해당 포스트는 전북대학교 통계학과 최규빈 교수님의 강의내용을 토대로 재구성되었음을 알립니다.

1. 사전작업

라이브러리 import

import matplotlib.pyplot as plt
import numpy as np
import matplotlib
matplotlib.rcParams['figure.figsize'] = (3, 2)
matplotlib.rcParams['figure.dpi'] = 150

2. 간단한 꺾은선 그래프

plt.plot()을 사용하여 간단하게 그래프를 그릴 수 있다.

y값만 지정한 경우

plt.plot([1,2,4,3])
plt.show()

x값과 y값 같이 지정한 경우

plt.plot([1,2,3,4],[1,2,4,3])
plt.show()

x값과 y값에 변수를 지정하여 넣어주는 경우

x = [1,2,3,4]
y = [1,2,4,3]

plt.plot(x,y)
plt.show()

- 이외에도 다양한 옵션을 사용하여 그래프를 다채롭게 그릴 수 있는데, 지금부터 그것들을 알아보도록 하자.

`plt.plot`의 옵션

plt.plot()에서 괄호 안에 문자열을 넣음으로서 세 가지 옵션을 간단하게 적용할 수 있다.

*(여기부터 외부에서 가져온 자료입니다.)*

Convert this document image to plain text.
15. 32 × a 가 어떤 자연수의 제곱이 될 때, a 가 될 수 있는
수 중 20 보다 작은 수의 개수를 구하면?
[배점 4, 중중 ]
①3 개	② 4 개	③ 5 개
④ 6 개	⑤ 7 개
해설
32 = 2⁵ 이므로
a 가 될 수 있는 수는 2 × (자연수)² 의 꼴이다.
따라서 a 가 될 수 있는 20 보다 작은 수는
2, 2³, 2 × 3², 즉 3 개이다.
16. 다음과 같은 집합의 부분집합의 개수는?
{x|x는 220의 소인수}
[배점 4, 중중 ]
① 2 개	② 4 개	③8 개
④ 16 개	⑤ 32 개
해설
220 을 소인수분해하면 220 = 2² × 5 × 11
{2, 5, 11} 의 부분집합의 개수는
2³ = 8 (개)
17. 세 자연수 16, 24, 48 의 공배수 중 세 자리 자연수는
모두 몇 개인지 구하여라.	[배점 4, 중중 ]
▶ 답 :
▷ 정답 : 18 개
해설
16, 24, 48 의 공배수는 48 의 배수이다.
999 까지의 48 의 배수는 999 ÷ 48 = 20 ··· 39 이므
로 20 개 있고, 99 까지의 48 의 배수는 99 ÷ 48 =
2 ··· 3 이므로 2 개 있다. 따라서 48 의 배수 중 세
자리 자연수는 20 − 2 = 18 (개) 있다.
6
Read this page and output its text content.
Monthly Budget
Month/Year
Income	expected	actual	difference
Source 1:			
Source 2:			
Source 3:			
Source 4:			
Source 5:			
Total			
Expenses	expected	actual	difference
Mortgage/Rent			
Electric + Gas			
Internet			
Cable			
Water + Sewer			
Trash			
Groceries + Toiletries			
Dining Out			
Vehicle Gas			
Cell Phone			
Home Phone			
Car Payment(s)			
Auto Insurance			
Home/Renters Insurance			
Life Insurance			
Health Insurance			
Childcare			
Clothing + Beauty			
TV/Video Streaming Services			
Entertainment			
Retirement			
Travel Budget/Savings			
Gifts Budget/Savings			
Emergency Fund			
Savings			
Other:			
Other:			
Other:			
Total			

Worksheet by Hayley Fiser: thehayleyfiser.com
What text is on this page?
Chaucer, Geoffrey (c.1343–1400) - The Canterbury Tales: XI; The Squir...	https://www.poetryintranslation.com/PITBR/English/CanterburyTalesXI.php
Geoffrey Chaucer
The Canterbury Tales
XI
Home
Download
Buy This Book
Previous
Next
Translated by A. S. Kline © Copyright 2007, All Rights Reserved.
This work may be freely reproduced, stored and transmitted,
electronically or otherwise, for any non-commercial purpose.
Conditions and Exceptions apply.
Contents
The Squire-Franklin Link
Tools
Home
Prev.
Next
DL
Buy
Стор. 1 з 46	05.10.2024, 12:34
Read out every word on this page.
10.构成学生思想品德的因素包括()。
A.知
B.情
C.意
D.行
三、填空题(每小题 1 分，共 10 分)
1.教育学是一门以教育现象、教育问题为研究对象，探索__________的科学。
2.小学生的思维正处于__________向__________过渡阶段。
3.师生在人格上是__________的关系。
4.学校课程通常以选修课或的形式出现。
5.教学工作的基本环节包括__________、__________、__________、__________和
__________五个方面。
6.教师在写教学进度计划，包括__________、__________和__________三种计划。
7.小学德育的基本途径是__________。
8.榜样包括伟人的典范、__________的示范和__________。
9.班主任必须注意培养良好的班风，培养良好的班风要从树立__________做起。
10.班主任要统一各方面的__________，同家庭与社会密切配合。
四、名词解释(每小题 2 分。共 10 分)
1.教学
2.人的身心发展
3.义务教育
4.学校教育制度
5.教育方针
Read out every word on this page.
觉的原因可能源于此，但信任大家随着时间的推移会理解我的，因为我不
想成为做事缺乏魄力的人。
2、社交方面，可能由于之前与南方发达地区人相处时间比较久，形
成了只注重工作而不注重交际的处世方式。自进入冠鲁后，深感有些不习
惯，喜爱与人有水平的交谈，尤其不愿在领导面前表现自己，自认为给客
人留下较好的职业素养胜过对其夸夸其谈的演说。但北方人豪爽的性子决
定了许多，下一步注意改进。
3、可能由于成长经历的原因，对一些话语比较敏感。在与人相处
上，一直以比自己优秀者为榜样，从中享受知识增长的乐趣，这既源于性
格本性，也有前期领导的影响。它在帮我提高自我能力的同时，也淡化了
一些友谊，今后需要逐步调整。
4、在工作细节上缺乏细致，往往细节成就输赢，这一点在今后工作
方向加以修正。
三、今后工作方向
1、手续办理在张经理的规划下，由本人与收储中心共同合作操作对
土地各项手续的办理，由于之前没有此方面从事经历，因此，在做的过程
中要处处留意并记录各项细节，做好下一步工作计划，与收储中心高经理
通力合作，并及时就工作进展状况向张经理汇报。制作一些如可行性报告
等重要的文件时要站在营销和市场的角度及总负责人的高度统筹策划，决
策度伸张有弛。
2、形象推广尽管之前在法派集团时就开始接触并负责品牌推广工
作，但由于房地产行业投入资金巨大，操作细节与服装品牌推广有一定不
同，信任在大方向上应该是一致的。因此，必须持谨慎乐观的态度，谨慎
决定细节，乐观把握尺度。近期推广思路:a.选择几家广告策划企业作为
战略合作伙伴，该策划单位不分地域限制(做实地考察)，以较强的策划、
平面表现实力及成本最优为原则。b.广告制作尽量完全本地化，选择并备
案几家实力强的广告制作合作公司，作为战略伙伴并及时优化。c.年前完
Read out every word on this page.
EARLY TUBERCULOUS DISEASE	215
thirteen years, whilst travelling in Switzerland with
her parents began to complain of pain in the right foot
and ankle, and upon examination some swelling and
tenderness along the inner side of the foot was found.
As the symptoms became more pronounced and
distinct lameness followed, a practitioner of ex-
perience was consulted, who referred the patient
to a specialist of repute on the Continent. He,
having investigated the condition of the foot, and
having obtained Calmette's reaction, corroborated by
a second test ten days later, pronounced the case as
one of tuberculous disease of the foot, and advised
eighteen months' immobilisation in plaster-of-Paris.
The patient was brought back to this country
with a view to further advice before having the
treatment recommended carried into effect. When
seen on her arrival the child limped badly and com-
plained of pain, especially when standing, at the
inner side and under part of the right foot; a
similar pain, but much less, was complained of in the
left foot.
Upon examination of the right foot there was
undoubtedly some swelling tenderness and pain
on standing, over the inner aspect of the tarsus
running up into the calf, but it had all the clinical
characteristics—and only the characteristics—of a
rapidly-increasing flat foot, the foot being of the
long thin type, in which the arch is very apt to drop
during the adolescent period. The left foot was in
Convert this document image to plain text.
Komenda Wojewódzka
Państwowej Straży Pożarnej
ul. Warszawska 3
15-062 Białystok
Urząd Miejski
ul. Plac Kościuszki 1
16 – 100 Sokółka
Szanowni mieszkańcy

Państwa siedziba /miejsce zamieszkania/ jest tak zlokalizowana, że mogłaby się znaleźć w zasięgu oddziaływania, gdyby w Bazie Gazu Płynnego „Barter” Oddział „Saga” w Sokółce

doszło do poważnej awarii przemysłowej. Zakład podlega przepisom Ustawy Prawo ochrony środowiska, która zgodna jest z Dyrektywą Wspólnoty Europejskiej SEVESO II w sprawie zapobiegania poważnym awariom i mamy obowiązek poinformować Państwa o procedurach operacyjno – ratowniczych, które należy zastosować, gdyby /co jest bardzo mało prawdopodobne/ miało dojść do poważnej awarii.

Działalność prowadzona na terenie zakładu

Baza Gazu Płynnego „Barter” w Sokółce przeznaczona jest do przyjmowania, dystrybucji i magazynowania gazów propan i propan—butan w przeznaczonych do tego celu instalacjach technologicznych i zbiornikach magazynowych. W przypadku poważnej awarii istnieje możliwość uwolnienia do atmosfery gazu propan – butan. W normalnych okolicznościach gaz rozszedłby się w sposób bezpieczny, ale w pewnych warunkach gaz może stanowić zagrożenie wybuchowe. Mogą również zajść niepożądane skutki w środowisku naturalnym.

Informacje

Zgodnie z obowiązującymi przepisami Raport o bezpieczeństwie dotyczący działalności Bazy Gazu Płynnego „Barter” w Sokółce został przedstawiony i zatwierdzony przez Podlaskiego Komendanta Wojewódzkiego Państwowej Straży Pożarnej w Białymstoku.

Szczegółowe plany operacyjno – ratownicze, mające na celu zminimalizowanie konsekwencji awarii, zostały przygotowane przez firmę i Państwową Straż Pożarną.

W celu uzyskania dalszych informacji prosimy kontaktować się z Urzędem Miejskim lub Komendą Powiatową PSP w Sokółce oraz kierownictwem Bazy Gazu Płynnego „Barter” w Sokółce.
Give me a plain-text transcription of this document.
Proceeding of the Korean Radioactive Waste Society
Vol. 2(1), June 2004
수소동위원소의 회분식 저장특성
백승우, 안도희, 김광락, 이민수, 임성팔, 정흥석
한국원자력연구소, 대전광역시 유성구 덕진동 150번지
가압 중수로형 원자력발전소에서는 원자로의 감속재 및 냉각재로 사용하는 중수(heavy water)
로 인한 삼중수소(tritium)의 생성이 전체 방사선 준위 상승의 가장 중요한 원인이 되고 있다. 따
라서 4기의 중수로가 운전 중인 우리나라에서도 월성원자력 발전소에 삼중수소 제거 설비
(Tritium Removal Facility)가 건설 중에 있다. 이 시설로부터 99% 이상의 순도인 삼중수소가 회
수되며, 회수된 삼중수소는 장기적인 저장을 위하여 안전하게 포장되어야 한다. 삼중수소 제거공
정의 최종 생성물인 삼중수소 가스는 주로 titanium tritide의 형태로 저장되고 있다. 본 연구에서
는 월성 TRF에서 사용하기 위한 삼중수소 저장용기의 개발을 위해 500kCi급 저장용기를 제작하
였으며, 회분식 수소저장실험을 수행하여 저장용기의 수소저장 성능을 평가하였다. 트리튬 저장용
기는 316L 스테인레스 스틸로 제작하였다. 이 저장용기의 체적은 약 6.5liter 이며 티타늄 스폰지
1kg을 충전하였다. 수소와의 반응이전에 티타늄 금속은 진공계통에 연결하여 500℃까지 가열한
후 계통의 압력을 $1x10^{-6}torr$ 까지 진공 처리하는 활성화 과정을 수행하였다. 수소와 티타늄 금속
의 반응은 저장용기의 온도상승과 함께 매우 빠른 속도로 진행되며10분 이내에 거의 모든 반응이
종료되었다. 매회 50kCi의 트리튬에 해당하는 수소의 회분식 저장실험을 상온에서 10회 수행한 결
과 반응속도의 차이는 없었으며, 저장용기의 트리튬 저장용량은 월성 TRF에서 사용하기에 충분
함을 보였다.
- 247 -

plt.plot(x,y,'--')  ## 파선 그래프
plt.plot(x,y,':')   ## 점선 그래프
plt.plot(x,y,'r')   ## 선의 색상이 빨간색
plt.plot(x,y,'r--') ## 빨간색의 파선 그래프
...

- 게다가 세 옵션을 순서 상관없이 집어넣어 적용 가능하다!

character	description
‘-’	solid line style
‘–’	dashed line style
‘-.’	dash-dot line style
‘:’	dotted line style

character	color
‘b’	blue
‘g’	green
‘r’	red
‘c’	cyan
‘m’	magenta
‘y’	yellow
‘k’	black
‘w’	white

character	description
‘.’	point marker
‘,’	pixel marker
‘o’	circle marker
‘v’	triangle_down marker
‘^’	triangle_up marker
‘<’	triangle_left marker
‘>’	triangle_right marker
‘1’	tri_down marker
‘2’	tri_up marker
‘3’	tri_left marker
‘4’	tri_right marker
‘8’	octagon marker
‘s’	square marker
‘p’	pentagon marker
‘P’	plus (filled) marker
’*’	star marker
‘h’	hexagon1 marker
‘H’	hexagon2 marker
‘+’	plus marker
‘x’	x marker
‘X’	x (filled) marker
‘D’	diamond marker
‘d’	thin_diamond marker
‘\|’	vline marker
’_’	hline marker

그 외에 다른 옵션을 보고 싶다면 아래를 참조하라.

other options or colors

https://matplotlib.org/stable/api/_as_gen/matplotlib.pyplot.plot.html

https://matplotlib.org/2.0.2/examples/color/named_colors.html

hex code

https://htmlcolorcodes.com/

other linestyles

https://matplotlib.org/stable/gallery/lines_bars_and_markers/linestyles.html

- preset에 있는 색상 외 다른 색상을 적용

plt.plot(x,y,'--',color = 'lime')

using color name

plt.plot(x,y,color = '#751F9B')

using hex code

- 선의 형태를 다양하게 변경

plt.plot(x,y,linestyle = 'dashed')
plt.show()

문자열로 직접 지정

plt.plot(x,y,linestyle = (0, (1,1)))

파선의 길이를 직접 지정

plt.plot()에서 scatter plot을 생성

marker 옵션을 변경하여 scatter plot을 손쉽게 그릴 수도 있다.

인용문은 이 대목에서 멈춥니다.